Researchers from The Novo Nordisk Foundation Center for Biosustainability (DTU Biosustain) at Technical University of Denmark, and the startup company Biosyntia has developed a molecular sensor system – a biosensor – that reveals transporter proteins in the bacteria’s membrane.
Transporter proteins are embedded in the cell membrane and actively transport certain molecules in and out of the organism. This group of proteins is extremely interesting to investigate in order to understand how, for instance, intestinal bacteria exchange nutrients and hence affect our gut health.
Finding – and targeting – bacterial transporter proteins
Using this new biosensor, the researchers found 25 novel bacterial proteins transporting vitamin B1 (thiamine). Some pathogenic microorganisms, so-called auxotrophs, cannot produce important vitamins themselves and depend on uptake from the surrounding environment. Hence, transporters of essential metabolites constitute potent drug targets.
The bacterium Helicobacter pylori, which causes gastric ulcer and gastric cancer, can’t produce B1 itself and dependents on uptake from the external environment for growth. The research led to the identification of the vitamin uptake mechanism, which was unknown before the study.
“With this knowledge, you will most likely be able to develop drugs that can block transporter proteins and, hence, kill pathogenic bacteria such as H. pylori,” says Hans Genee, main author and co-founder of the biotech company Biosyntia.

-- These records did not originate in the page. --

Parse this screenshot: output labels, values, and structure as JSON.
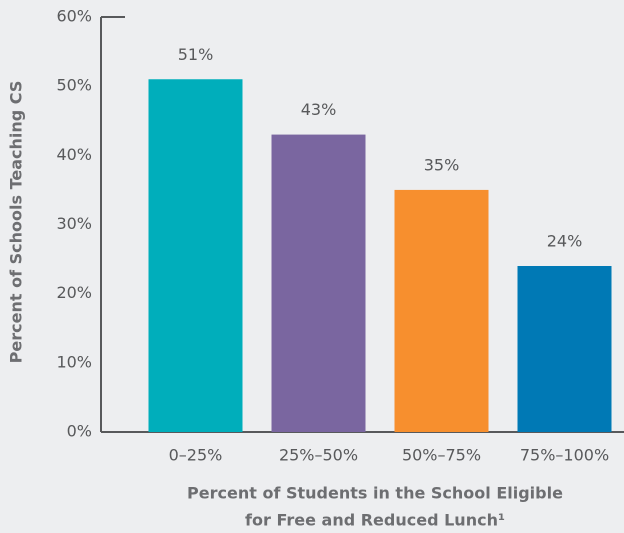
{
  "chart_data": {
    "type": "bar",
    "ylabel": "Percent of Schools Teaching CS",
    "xlabel": [
      "Percent of Students in the School Eligible",
      "for Free and Reduced Lunch¹"
    ],
    "categories": [
      "0–25%",
      "25%–50%",
      "50%–75%",
      "75%–100%"
    ],
    "values": [
      51,
      43,
      35,
      24
    ],
    "value_labels": [
      "51%",
      "43%",
      "35%",
      "24%"
    ],
    "colors": [
      "#00aebb",
      "#7a66a0",
      "#f78f2e",
      "#0079b5"
    ],
    "ylim": [
      0,
      60
    ],
    "yticks": [
      {
        "value": 0,
        "label": "0%"
      },
      {
        "value": 10,
        "label": "10%"
      },
      {
        "value": 20,
        "label": "20%"
      },
      {
        "value": 30,
        "label": "30%"
      },
      {
        "value": 40,
        "label": "40%"
      },
      {
        "value": 50,
        "label": "50%"
      },
      {
        "value": 60,
        "label": "60%"
      }
    ],
    "grid": false
  }
}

“When we understand the interactions between bacteria, we can begin to cure intestinal and infectious diseases with new types of antibiotics with different molecular targets than conventional antibiotics”
The comprehensive study has now been published in the prestigious journalNature Chemical Biology.

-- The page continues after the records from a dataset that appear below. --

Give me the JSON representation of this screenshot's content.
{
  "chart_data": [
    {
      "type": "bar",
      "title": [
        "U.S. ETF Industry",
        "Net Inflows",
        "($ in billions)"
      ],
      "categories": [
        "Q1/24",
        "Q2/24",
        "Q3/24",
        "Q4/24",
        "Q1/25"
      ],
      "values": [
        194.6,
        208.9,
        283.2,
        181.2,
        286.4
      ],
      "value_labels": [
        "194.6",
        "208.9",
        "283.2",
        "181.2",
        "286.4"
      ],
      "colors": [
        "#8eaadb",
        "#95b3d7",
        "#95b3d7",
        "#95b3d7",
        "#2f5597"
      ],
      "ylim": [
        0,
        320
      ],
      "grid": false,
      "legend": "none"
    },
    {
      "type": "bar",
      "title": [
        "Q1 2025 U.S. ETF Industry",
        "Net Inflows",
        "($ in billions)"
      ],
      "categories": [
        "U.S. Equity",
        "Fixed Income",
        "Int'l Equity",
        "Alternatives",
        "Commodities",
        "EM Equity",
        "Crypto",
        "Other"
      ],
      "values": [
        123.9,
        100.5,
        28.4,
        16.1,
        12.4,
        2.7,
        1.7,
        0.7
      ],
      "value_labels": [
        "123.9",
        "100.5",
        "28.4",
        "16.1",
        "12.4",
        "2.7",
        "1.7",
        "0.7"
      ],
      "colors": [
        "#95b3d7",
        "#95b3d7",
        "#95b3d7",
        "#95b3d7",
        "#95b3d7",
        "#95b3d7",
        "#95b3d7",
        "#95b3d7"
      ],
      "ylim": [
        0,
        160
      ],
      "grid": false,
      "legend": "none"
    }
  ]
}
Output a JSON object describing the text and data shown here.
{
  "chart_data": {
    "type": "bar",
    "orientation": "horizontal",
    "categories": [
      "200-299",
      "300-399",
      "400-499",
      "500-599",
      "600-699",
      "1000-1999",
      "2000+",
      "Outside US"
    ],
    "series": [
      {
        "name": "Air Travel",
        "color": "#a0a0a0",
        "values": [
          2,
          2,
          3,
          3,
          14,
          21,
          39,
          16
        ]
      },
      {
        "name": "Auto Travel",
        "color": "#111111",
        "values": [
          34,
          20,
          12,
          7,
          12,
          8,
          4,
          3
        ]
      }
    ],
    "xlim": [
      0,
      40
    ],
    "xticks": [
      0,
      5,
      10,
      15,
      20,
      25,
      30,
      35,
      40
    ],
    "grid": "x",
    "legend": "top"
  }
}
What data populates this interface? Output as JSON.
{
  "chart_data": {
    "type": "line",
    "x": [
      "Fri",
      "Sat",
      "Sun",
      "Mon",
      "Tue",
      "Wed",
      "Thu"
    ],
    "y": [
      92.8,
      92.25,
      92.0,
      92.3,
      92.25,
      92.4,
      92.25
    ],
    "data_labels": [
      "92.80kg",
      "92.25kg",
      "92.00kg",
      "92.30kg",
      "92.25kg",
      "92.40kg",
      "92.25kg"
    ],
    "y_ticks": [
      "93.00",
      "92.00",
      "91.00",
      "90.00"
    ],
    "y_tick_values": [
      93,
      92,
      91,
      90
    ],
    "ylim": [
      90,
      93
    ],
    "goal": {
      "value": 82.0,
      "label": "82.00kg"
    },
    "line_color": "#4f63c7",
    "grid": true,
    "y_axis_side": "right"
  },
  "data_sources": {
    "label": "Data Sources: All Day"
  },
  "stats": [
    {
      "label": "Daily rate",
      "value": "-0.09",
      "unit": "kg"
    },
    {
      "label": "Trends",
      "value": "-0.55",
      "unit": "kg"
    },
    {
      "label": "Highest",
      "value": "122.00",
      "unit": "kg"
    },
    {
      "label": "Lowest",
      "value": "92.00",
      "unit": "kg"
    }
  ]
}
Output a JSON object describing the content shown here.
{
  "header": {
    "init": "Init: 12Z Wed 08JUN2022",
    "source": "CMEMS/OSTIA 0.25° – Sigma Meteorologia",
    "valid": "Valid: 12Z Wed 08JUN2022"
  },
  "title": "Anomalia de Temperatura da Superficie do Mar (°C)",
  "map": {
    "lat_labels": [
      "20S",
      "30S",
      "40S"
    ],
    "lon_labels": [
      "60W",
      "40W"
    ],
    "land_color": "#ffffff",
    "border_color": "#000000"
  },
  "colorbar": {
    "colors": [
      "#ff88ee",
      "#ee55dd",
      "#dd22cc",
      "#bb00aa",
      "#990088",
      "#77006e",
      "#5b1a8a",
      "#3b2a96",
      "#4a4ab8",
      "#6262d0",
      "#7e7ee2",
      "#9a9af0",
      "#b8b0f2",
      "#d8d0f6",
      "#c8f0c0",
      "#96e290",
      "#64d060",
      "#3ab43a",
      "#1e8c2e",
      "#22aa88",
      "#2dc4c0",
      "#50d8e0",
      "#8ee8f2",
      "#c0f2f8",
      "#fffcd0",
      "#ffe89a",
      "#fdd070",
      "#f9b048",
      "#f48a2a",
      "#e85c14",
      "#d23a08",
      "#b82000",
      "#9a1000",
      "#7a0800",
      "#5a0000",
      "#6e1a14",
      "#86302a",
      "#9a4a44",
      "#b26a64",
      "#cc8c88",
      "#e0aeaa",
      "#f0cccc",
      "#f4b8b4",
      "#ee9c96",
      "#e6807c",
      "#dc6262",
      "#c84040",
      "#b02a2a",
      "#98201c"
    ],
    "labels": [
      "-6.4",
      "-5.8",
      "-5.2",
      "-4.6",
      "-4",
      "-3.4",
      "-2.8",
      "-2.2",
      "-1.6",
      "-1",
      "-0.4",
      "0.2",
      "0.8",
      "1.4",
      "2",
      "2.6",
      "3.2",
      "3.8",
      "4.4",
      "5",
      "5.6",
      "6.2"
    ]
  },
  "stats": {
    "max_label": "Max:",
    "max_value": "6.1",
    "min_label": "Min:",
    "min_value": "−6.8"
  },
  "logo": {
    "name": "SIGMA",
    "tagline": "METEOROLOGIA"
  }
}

Novel vitamin transporters from gut and soil bacteria
The biosensor works by a so-called riboswitch, which is a piece of RNA – the “intermediate” between genes and proteins – that can turn on and off certain genes.
The researchers‘ artificial riboswitch was designed to bind vitamin B1 (thiamine), but only when the concentration of B1 was very high in the cell. The binding of B1 activated two genes conferring resistance to the antibiotics chloramphenicol and spectinomycin.

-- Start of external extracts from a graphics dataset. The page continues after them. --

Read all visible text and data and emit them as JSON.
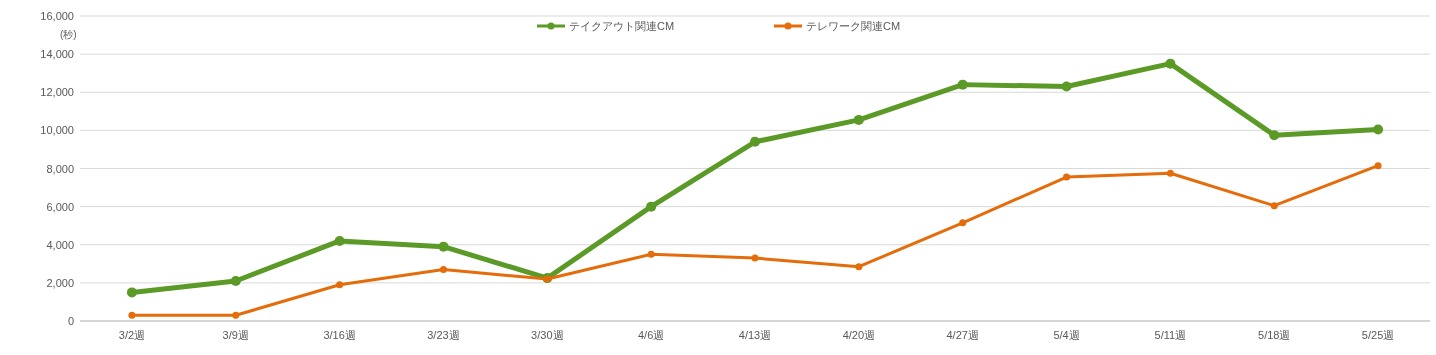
{
  "chart_data": {
    "type": "line",
    "ylabel": "(秒)",
    "categories": [
      "3/2週",
      "3/9週",
      "3/16週",
      "3/23週",
      "3/30週",
      "4/6週",
      "4/13週",
      "4/20週",
      "4/27週",
      "5/4週",
      "5/11週",
      "5/18週",
      "5/25週"
    ],
    "series": [
      {
        "name": "テイクアウト関連CM",
        "color": "#5b9a27",
        "values": [
          1500,
          2100,
          4200,
          3900,
          2250,
          6000,
          9400,
          10550,
          12400,
          12300,
          13500,
          9750,
          10050
        ]
      },
      {
        "name": "テレワーク関連CM",
        "color": "#e46c0a",
        "values": [
          300,
          300,
          1900,
          2700,
          2200,
          3500,
          3300,
          2850,
          5150,
          7550,
          7750,
          6050,
          8150
        ]
      }
    ],
    "ylim": [
      0,
      16000
    ],
    "yticks": [
      {
        "value": 0,
        "label": "0"
      },
      {
        "value": 2000,
        "label": "2,000"
      },
      {
        "value": 4000,
        "label": "4,000"
      },
      {
        "value": 6000,
        "label": "6,000"
      },
      {
        "value": 8000,
        "label": "8,000"
      },
      {
        "value": 10000,
        "label": "10,000"
      },
      {
        "value": 12000,
        "label": "12,000"
      },
      {
        "value": 14000,
        "label": "14,000"
      },
      {
        "value": 16000,
        "label": "16,000"
      }
    ],
    "grid": "y",
    "legend": "top",
    "marker": "circle",
    "line_style": "solid"
  }
}
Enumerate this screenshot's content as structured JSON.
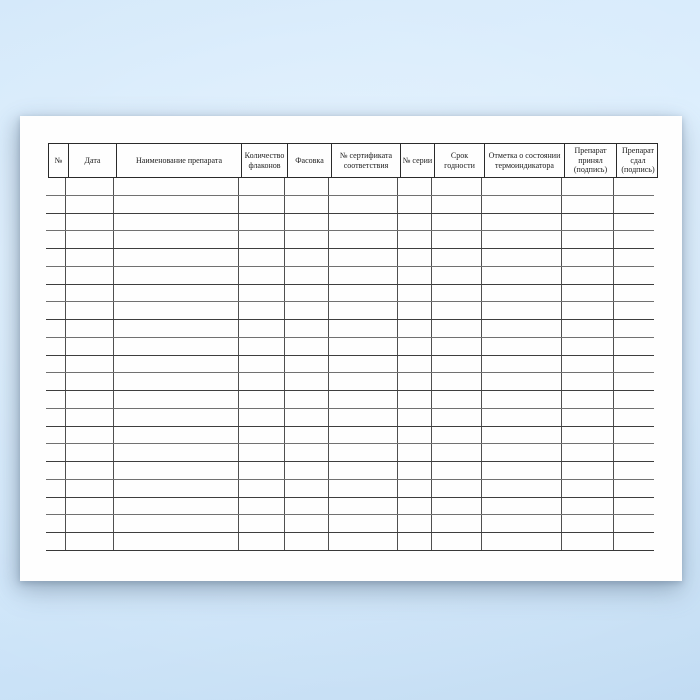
{
  "table": {
    "columns": [
      "№",
      "Дата",
      "Наименование препарата",
      "Количество\nфлаконов",
      "Фасовка",
      "№ сертификата\nсоответствия",
      "№ серии",
      "Срок\nгодности",
      "Отметка о состоянии\nтермоиндикатора",
      "Препарат\nпринял\n(подпись)",
      "Препарат\nсдал\n(подпись)"
    ],
    "row_count": 21,
    "cell_value": ""
  },
  "colors": {
    "backdrop_blue": "#d2e8fb",
    "page_background": "#fefefe",
    "header_border": "#2a2a2a",
    "grid_line_dark": "#3e3e3e",
    "grid_line_light": "#707070",
    "text": "#1b1b1b"
  }
}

In a series of experiments, the researchers screened millions of E. colicontaining both the riboswitch and a random piece of foreign DNA from intestinal and soil bacteria. This group of bacteria is interesting for human health, but unfortunately most are hard to grow and hence examine experimentally. This new method is therefore key to understanding this novel landscape.
The next step was to grow E. coli cells with vitamin B1, chloramphenicol and spectinomycin. In this way only cells capable of actively taking up B1, could activate the riboswitch, thereby obtaining resistant to the antibiotics. The remainder of the bacteria didn’t grow. In this way the riboswitch revealed that a transporter protein was present in surviving cell colonies.
“By looking at the specific piece of DNA in growing colonies, we could thus identify which gene encoding the transport protein. This has not been done before,” says Professor and co-author Morten Sommer from DTU Biosustain.
Until now, transporter proteins have been difficult to identify – despite an intensive research effort. In fact, the function of about 75 percent of all transporter proteins present in microorganisms remain unknown.
“When you look at the DNA of bacteria, many genes appear to encode transporter proteins. But the challenge so far has been to go from gene to showing the function of transporter proteins,” says Morten Sommer and continues:
“This discovery is important for understanding how bacteria communicate with each other in, for instance, the gut, where some microbes excrete vitamins and essential amino acids, and other use them. When we understand the interactions, we can begin to cure intestinal and infectious diseases with new types of antibiotics having different molecular targets than conventional antibiotics.”
Vitamins can be produced biologically
The biotech company Biosyntia is designing vitamin producing bacteria. Today, the vast majority of vitamins in animal feed and vitamin pills are produced by chemical synthesis, which has a greater negative environmental impact than biological manufacturing.
But in order to design cells – cell factories – that can produce large amounts of vitamins biologically, researchers must engineer the bacteria’s genome.
This requires screening of millions of cell variants to find the perfect design. And in this quest, the new biosensor is a revolution, because it can also be modified to isolate cell’s that produce high levels of vitamins.
“Before this method we could screen approximately 100 bacteria per day for their vitamin production in a relatively expensive method called HPLC. Now we can test 100 million bacterial clones in one day in a single petri dish, where only the best cells will show up on the plate. So instead of searching for the needle in a haystack straw by straw, we burn down the haystack,” says Hans Genee.
The next step is to find more unknown proteins and examine how they work – and hopefully finding new antibiotics that can block the bacteria’s vital transporter proteins.